I have two long-held views on public policy making. One, even assuming the inevitable cognitive biases like hyperbolic discounting, we live in a world where the immediate takes disproportionate precedence over the long-term. This obsession with the immediate and present may be amplified by modern media and social networks. Whatever the reasons, we end up with ahistorical glorification or demonisation of people, incidents, ideas, and trends that are concurrent with us. Irrational exuberance or pessimism are the result. Such excessive attribution of credit and apportionment of blame blinds us to long-term underlying trends and factors that contribute to such shocks.
Two, we attribute excessive importance to particular public policy levers in being able to influence long-term economic growth prospects. Governments, be it the Treasury or institutions like the Central Banks, are perceived to hold the keys to the economy. This sentiment becomes egregious during downturns, when governments are blamed for not only contributing to the downturn but also for not doing enough to restore growth. This leaves governments with a need to be seen to be doing something, even when important decision-makers realise the futility of such attempts.

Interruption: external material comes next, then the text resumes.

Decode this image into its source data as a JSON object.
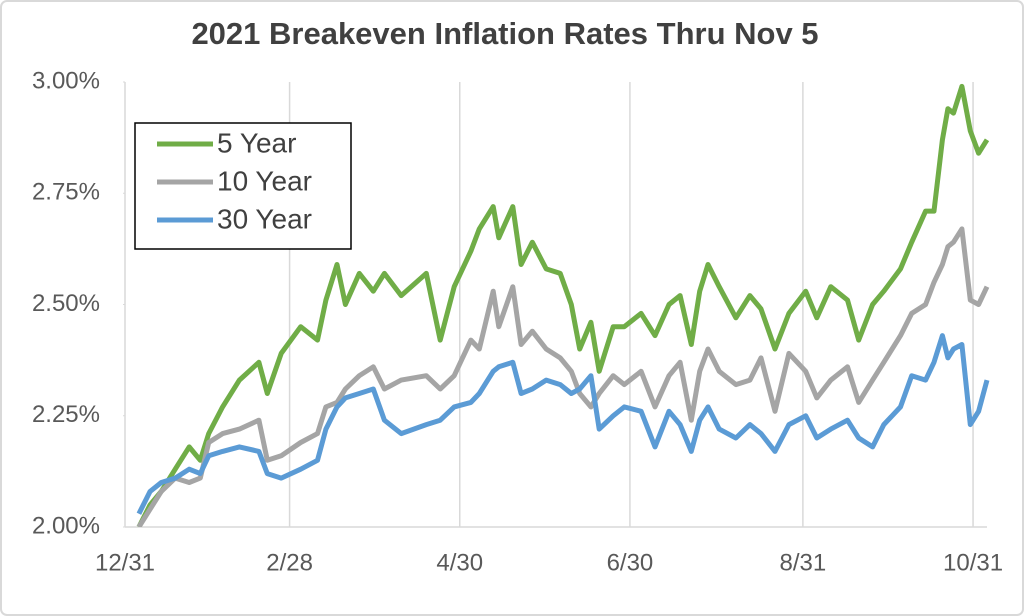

The best example of both these trends come from US politics and economy in the aftermath of the election of Donald Trump as President. Trump has occupied the centerstage in the cognitive universe of the liberals, demonised as being responsible for the demise of American growth and influence. Important historical trends like rapid convergence of developing countries like China, globalisation, technological disruptions, changing demographics, excessive financialisation, concentration of business activity, corporate rent-seeking, widening inequality, capture of democratic institutions, and so on are swept under the carpet. Trump becomes the punching bag for everything bad about America.
Much the same applies to both the optimism and pessimism with Trump's economic policies. Matthew Klein points to the graphic below from a presentation by Jason Furman at the recent Peterson Institute Conference on Rethinking Macroeconomic Policy which should explain the need for more balanced assessments.
In simple terms, the best effects of Trump's "positive" policies (tax cuts, regulatory easing, and public investments) and the worst effects of "negative" policies (protectionism, immigration restrictions, and deficit rise) are equally tiny as to be insignificant over the medium-term.